Uzmanlar, virüs semptomlarının bulaştıktan yaklaşık bir hafta sonra görülmeye
başlandığını, virüsün kanda birkaç gün kaldığını (bazı kişilerde daha uzun
kalabiliyor) belirtiyorlar. Özellikle hâmile kadınların kat’î sûrette
kendilerini koruması gereken Zika virüsünün belirtileri şu şekildedir: Yüksek
ateş, göz kızarıklığı, kusma, şiddetli baş ağrısı, eklem ağrıları ve deride
dökülmeler.
Zika
virüsünün yayıldığı Brezilya’da, 2005 yılından bu yana 3 bin 500’den fazla
bebeğe “mikrosefali” teşhisi konulmuştur. Şimdiye kadar, beyin fonksiyonlarında
bozukluklara neden olan Zika virüsünü taşıyan 51 bebeğin hayatını kaybettiği
bilinmektedir. Dünya Sağlık Örgütü (DSÖ), 33 ülkede görülen Zika virüsünün
özellikle Güney Amerika’da yayılmaya devam ettiğini duyurmuştur. Hastalığın
özgün bir tedavisi mevcût olmayıp, Zika virüsü aşısı üzerindeki araştırmalar
devam etmektedir. Bir kısım bilim insanı, virüs aşısının geliştirilmesinin 10
yılı bulacağını iddia ederken, bir kısım da aşının 5 yıl içinde
geliştirileceğini iddia etmektedir.
Zika virüsü tedavisi
için dinlenme ve bol sıvı tüketimi önerilirken, hekim kontrolünde olmak
şartıyla bazı ateş düşürücü ve ağrı kesici ilâçların da hastalığın tedavisinde
kullanıldığı bilinmektedir. Antibiyotik ilâç kullanımı hiçbir virüs üzerinde
etkili olmadığı gibi Zika virüsünde de tedavi amaçlı kullanılmamaktadır. Yetkililer
virüsün görüldüğü durgun suları kurutmanın ve ilâçlamanın bu hastalıkla baş
etmenin tek yolu olduğunu vurgulamaktadırlar.
Ebola virüsü
İlk
kez 1976 yılında Kongo’da ortaya çıkan Ebola, 2013 yılının Aralık ayında Batı
Afrika’da yeniden görülmeye başlamıştır. 21’inci yüzyılda Gine’de rastlanan ve
yayılan Ebola virüsü, daha sonra Liberya ve Sierra Leone’ye sıçrarken,
sonrasında 7 ülkede daha Ebola vakaları tespit edilmiştir. Dünya Sağlık Örgütü’nün
son verilere göre, Ebola vaka sayısı 28 bin 638’i bulmuştur. Bu vakalardan 11
bininde ise hastalık ölümle sonuçlanmıştır.
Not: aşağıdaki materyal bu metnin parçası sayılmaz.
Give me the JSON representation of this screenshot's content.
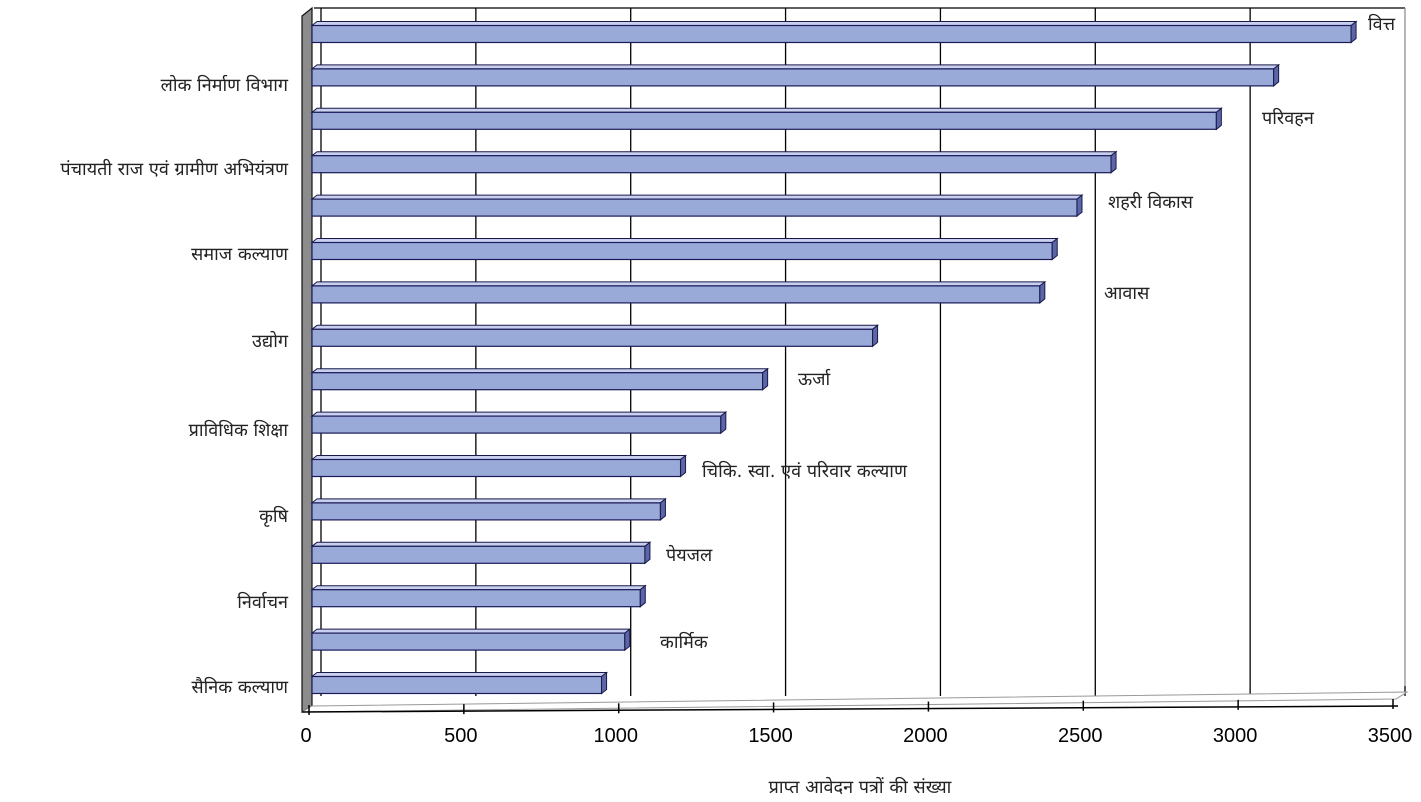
{
  "chart_data": {
    "type": "bar",
    "orientation": "horizontal",
    "xlabel": "प्राप्त  आवेदन पत्रों की संख्या",
    "ylabel": "",
    "title": "",
    "xlim": [
      0,
      3500
    ],
    "x_ticks": [
      "0",
      "500",
      "1000",
      "1500",
      "2000",
      "2500",
      "3000",
      "3500"
    ],
    "grid": "vertical",
    "legend": "none",
    "bar_color": "#9AAAD8",
    "bar_edge_color": "#1a1a5a",
    "categories": [
      "वित्त",
      "लोक निर्माण विभाग",
      "परिवहन",
      "पंचायती राज एवं ग्रामीण अभियंत्रण",
      "शहरी विकास",
      "समाज कल्याण",
      "आवास",
      "उद्योग",
      "ऊर्जा",
      "प्राविधिक शिक्षा",
      "चिकि. स्वा. एवं परिवार कल्याण",
      "कृषि",
      "पेयजल",
      "निर्वाचन",
      "कार्मिक",
      "सैनिक कल्याण"
    ],
    "values": [
      3355,
      3105,
      2920,
      2580,
      2470,
      2390,
      2350,
      1810,
      1455,
      1320,
      1190,
      1125,
      1075,
      1060,
      1010,
      935
    ],
    "label_side": [
      "right",
      "left",
      "right",
      "left",
      "right",
      "left",
      "right",
      "left",
      "right",
      "left",
      "right",
      "left",
      "right",
      "left",
      "right",
      "left"
    ]
  }
}
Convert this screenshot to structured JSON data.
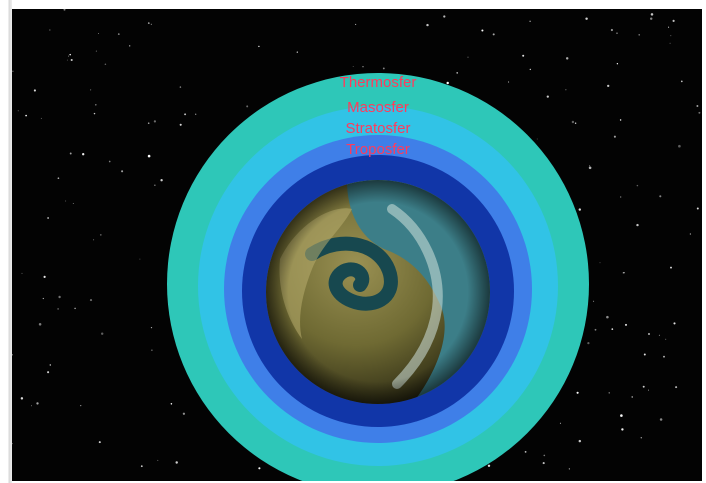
{
  "diagram": {
    "layers": [
      {
        "key": "thermosphere",
        "label": "Thermosfer",
        "color": "#2ec7b8"
      },
      {
        "key": "mesosphere",
        "label": "Masosfer",
        "color": "#31c3e6"
      },
      {
        "key": "stratosphere",
        "label": "Stratosfer",
        "color": "#3f7fe8"
      },
      {
        "key": "troposphere",
        "label": "Troposfer",
        "color": "#1136a8"
      }
    ],
    "label_color": "#ff3b5c",
    "space_color": "#030303",
    "earth_colors": {
      "land": "#7f7a3c",
      "land_light": "#b8ad6e",
      "ocean": "#3c7e88",
      "ocean_dark": "#17484f",
      "cloud": "#cfe1dc"
    }
  }
}
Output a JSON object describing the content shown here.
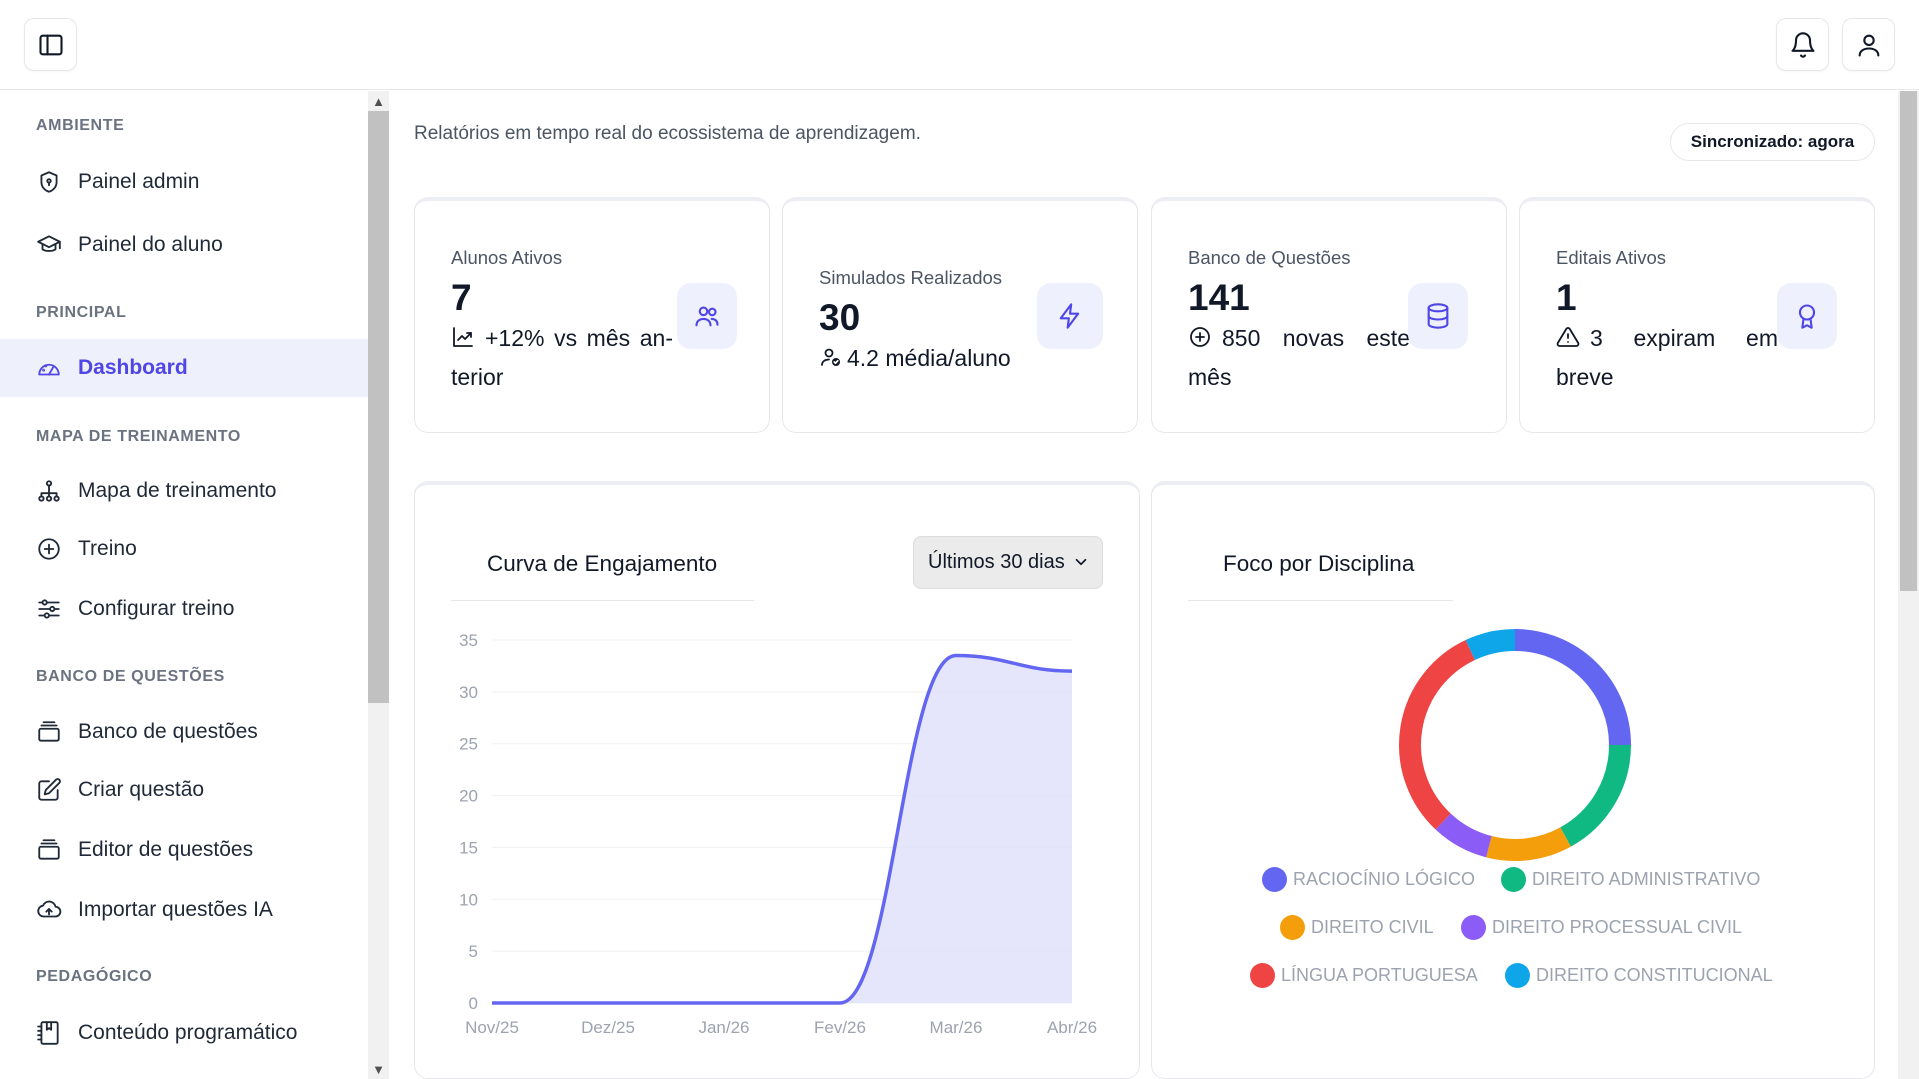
{
  "topbar": {
    "sidebar_toggle_icon": "panel-left-icon",
    "notifications_icon": "bell-icon",
    "profile_icon": "user-icon"
  },
  "sidebar": {
    "sections": [
      {
        "title": "AMBIENTE",
        "items": [
          {
            "label": "Painel admin",
            "icon": "shield-icon"
          },
          {
            "label": "Painel do aluno",
            "icon": "graduation-cap-icon"
          }
        ]
      },
      {
        "title": "PRINCIPAL",
        "items": [
          {
            "label": "Dashboard",
            "icon": "gauge-icon",
            "active": true
          }
        ]
      },
      {
        "title": "MAPA DE TREINAMENTO",
        "items": [
          {
            "label": "Mapa de treinamento",
            "icon": "network-icon"
          },
          {
            "label": "Treino",
            "icon": "plus-circle-icon"
          },
          {
            "label": "Configurar treino",
            "icon": "sliders-icon"
          }
        ]
      },
      {
        "title": "BANCO DE QUESTÕES",
        "items": [
          {
            "label": "Banco de questões",
            "icon": "stack-icon"
          },
          {
            "label": "Criar questão",
            "icon": "edit-icon"
          },
          {
            "label": "Editor de questões",
            "icon": "stack-icon"
          },
          {
            "label": "Importar questões IA",
            "icon": "cloud-upload-icon"
          }
        ]
      },
      {
        "title": "PEDAGÓGICO",
        "items": [
          {
            "label": "Conteúdo programático",
            "icon": "notebook-icon"
          }
        ]
      }
    ]
  },
  "header": {
    "subtitle": "Relatórios em tempo real do ecossistema de aprendizagem.",
    "sync_status": "Sincronizado: agora"
  },
  "stats": [
    {
      "label": "Alunos Ativos",
      "value": "7",
      "sub": "+12% vs mês an-terior",
      "sub_icon": "trending-up-icon",
      "icon": "users-icon"
    },
    {
      "label": "Simulados Realizados",
      "value": "30",
      "sub": "4.2 média/aluno",
      "sub_icon": "user-check-icon",
      "icon": "zap-icon"
    },
    {
      "label": "Banco de Questões",
      "value": "141",
      "sub": "850 novas este mês",
      "sub_icon": "plus-circle-icon",
      "icon": "database-icon"
    },
    {
      "label": "Editais Ativos",
      "value": "1",
      "sub": "3 expiram em breve",
      "sub_icon": "alert-triangle-icon",
      "icon": "award-icon"
    }
  ],
  "engagement": {
    "title": "Curva de Engajamento",
    "range_selected": "Últimos 30 dias"
  },
  "focus": {
    "title": "Foco por Disciplina"
  },
  "colors": {
    "accent": "#4f46e5",
    "line": "#6366f1",
    "area": "#e0e1fa"
  },
  "chart_data": [
    {
      "type": "area",
      "title": "Curva de Engajamento",
      "x": [
        "Nov/25",
        "Dez/25",
        "Jan/26",
        "Fev/26",
        "Mar/26",
        "Abr/26"
      ],
      "series": [
        {
          "values": [
            0,
            0,
            0,
            0,
            33.5,
            32
          ]
        }
      ],
      "ylim": [
        0,
        35
      ],
      "yticks": [
        0,
        5,
        10,
        15,
        20,
        25,
        30,
        35
      ],
      "grid": true
    },
    {
      "type": "pie",
      "title": "Foco por Disciplina",
      "slices": [
        {
          "label": "RACIOCÍNIO LÓGICO",
          "value": 25,
          "color": "#6366f1"
        },
        {
          "label": "DIREITO ADMINISTRATIVO",
          "value": 17,
          "color": "#10b981"
        },
        {
          "label": "DIREITO CIVIL",
          "value": 12,
          "color": "#f59e0b"
        },
        {
          "label": "DIREITO PROCESSUAL CIVIL",
          "value": 8,
          "color": "#8b5cf6"
        },
        {
          "label": "LÍNGUA PORTUGUESA",
          "value": 31,
          "color": "#ef4444"
        },
        {
          "label": "DIREITO CONSTITUCIONAL",
          "value": 7,
          "color": "#0ea5e9"
        }
      ],
      "legend": "bottom"
    }
  ]
}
Ebola virüsü, insanlarda ve insan dışı primatlarda viral
hemorajik ateş şeklinde ciddî hastalık formlarına yol açan virüstür. Dünya
Sağlık Örgütü tarafından Dördüncü Risk Grubu Patojen olarak kabul edilmektedir.
Çok tehlikeli bir virüstür. İshal, kanama, deri döküntüleri ve yüksek ateşe
neden olur. Adını, Afrika’daki bir nehirden almaktadır. Bulaşıcıdır.
Ebola,
Filavoviridae ailesinden bir RNA virüsüdür. 4 türünden 3’ü tanımlanmıştır.
İnsanlarda hastalık yapanlar Ebola-Zaire, Ebola-Sudan ve Ebola-Fildişi Kıyısı
cinsidir. Dördüncü tür Ebola-Reston sadece hayvanlarda görülür. Tam olarak tespit
edilemese de yaygın fikir, Afrika kökenli bir hayvandan insanlara geçtiği düşüncesidir.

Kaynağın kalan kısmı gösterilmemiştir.